The last thing she grabs that she hasn’t needed over the past three years is her hitai-ate, relegated to the bottom of the drawer just as Sarada herself had been relegated to the village. She awkwardly ties it around her head, then glances in the mirror.
The red headband doesn’t look quite right with her pixie cut. Sarada fluffs her short bangs this way and that, trying to get her hair and headband in agreement with one another, but quickly gives up when she glances at the alarm clock next to her bed. Only thirty minutes before she was supposed to meet Master Konohmaru and Mitsuki at the An Gate. Forty-five minutes before they left for the Land of Wind. Definitely not enough time to be worrying about her hair.
She turns off the light and closes the door, hoping to leave no trace of herself that might bother her mother. Surely, Sakura had enough on her plate at the hospital with the recent Claw Grime attack and Shinju invasion. And even if she doesn't, Sarada’s mother had done an excellent job of keeping herself constantly occupied for the past three years. Not giving herself time to think about the death of her blonde teammate, the lawlessness of her rogue husband, not giving anyone else time to ask her about it, either.
Sarada is reaching for the front door, fingers grazing the latch, when it’s violently flung open by her pink-haired mother, still wearing a white lab coat, her jade eyes wide, mouth slightly open.
“Mama?”
Sarada knows she should say something else. Something about the Shinju. Something about her father. Something about her mission. Something about everything that had happened over the course of the past few days. But no other words come out. And no other words need to. Before the awkward pause can become an awkward silence, Sakura reaches out and wraps her arms around her daughter, pulling her into a hug.
Her mother’s hand strokes the back of her head as she releases a choked sob into the shoulder of Sakura’s lab coat. “I know,” her mother says softly, her daughter’s damp cheek pressed against her own.
But her mother doesn’t know, she can’t know; she doesn’t even perceive reality in the same way Sarada does. “Mama,” Sarada tries again between ragged breaths, thinking of her father and the monster who stole his face.
Sakura shushes her daughter, pulling her tighter against her. “Ino told me you’re leaving for a mission.
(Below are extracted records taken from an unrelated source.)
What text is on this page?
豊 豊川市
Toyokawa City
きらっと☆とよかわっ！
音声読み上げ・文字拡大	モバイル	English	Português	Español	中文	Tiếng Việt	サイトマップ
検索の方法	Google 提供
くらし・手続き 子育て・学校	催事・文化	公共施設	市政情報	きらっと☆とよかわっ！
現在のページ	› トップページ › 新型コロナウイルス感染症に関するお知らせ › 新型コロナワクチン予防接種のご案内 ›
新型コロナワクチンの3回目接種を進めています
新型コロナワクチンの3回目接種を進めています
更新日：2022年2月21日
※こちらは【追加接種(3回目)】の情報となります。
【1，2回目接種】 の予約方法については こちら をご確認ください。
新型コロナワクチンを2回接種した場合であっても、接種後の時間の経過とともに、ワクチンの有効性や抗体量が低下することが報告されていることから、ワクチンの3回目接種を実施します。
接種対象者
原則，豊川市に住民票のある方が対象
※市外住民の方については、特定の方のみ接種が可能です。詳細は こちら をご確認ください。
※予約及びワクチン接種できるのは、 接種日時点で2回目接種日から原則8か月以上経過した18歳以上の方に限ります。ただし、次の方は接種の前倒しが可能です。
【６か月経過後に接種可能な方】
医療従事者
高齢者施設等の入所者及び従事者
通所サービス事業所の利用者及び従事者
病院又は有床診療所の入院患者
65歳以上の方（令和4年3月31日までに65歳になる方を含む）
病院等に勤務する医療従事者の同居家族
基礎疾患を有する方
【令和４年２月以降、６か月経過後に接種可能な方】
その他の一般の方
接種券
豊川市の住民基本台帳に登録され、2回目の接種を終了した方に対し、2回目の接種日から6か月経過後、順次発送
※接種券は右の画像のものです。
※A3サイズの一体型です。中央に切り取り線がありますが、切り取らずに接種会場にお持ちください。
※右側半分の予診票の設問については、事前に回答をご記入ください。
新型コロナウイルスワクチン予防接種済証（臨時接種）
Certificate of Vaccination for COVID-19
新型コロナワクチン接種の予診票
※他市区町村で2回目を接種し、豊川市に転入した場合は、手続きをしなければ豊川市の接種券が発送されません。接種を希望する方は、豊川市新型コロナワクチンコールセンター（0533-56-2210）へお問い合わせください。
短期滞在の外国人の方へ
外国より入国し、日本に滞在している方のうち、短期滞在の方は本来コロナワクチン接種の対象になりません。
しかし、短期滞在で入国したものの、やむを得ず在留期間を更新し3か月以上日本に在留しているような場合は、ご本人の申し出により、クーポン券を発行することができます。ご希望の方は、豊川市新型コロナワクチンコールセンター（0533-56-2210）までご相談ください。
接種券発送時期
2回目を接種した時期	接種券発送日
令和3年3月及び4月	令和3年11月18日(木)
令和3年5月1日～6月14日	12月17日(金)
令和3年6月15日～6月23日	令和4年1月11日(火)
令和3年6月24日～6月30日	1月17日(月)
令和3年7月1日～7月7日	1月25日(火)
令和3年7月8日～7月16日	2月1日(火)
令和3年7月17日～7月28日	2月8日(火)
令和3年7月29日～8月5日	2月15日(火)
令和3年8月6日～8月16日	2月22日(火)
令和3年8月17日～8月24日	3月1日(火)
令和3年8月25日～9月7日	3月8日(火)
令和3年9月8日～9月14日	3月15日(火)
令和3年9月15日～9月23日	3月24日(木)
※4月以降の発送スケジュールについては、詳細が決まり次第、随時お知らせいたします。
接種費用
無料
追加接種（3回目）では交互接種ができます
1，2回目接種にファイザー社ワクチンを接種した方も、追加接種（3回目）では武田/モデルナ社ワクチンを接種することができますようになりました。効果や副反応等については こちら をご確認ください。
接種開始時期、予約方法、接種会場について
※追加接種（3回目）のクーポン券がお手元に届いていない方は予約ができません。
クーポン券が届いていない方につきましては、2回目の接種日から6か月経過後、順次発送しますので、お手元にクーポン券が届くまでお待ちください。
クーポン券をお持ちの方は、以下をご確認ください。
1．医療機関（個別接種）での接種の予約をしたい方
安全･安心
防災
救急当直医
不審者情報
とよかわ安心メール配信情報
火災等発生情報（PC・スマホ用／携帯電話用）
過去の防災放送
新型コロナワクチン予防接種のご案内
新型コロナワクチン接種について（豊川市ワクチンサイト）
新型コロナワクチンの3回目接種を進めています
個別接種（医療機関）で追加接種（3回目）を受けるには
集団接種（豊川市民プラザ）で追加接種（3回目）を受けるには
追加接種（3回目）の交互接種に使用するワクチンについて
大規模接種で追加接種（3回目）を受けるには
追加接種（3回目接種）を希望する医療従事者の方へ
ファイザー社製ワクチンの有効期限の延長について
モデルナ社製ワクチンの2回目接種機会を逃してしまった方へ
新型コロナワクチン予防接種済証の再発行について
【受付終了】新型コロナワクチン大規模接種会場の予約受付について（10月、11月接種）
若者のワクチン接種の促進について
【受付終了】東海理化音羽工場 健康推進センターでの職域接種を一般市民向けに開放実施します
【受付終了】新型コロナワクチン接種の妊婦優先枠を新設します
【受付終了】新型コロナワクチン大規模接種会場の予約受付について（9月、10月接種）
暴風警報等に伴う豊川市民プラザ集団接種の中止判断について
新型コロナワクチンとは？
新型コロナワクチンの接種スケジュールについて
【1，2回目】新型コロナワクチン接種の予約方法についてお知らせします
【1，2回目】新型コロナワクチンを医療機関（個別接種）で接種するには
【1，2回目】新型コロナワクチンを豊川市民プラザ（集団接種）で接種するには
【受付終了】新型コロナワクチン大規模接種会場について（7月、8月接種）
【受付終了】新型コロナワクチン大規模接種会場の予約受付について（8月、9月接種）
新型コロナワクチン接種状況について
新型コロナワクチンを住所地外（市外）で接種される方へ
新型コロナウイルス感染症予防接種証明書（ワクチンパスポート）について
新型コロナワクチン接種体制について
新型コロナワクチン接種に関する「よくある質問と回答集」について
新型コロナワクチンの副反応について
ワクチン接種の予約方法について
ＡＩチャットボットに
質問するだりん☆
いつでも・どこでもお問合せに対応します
I don’t want you to worry about anything else other than coming home to me. That’s the only thing I need of you. Do you understand?”
“I understand,” Sarada manages, the tension draining out of her body as she gives herself over to her mother’s embrace.
By the time Sarada is wiping the tears away from beneath her glasses with a handkerchief her mother had produced from one of her pockets, she only has twenty minutes to meet her team at the An Gate.
“So, you’re going to the Sand to save Gaara,” her mother says, repeating what Sarada told her about the mission.
Sarada folds the handkerchief into quarters and tucks it in her jacket pocket for future use before shouldering her pack. “Yeah, me and Mitsuki and Konohamaru.”
When she glances back at her mother, there’s a distant look in her eyes as she examines her daughter, her gaze caught somewhere between the girl in front of her and something long past. Then, Sakura motions for her daughter to come closer.
A moment later, Sakura is untying her daughter’s hitai-ate from behind her head, parting her bangs with skillful fingers, and retying the ends of it beneath her hair like a headband.
“Okay, now you’re ready,” her mother says, a wistful yet proud smile ghosting across her lips.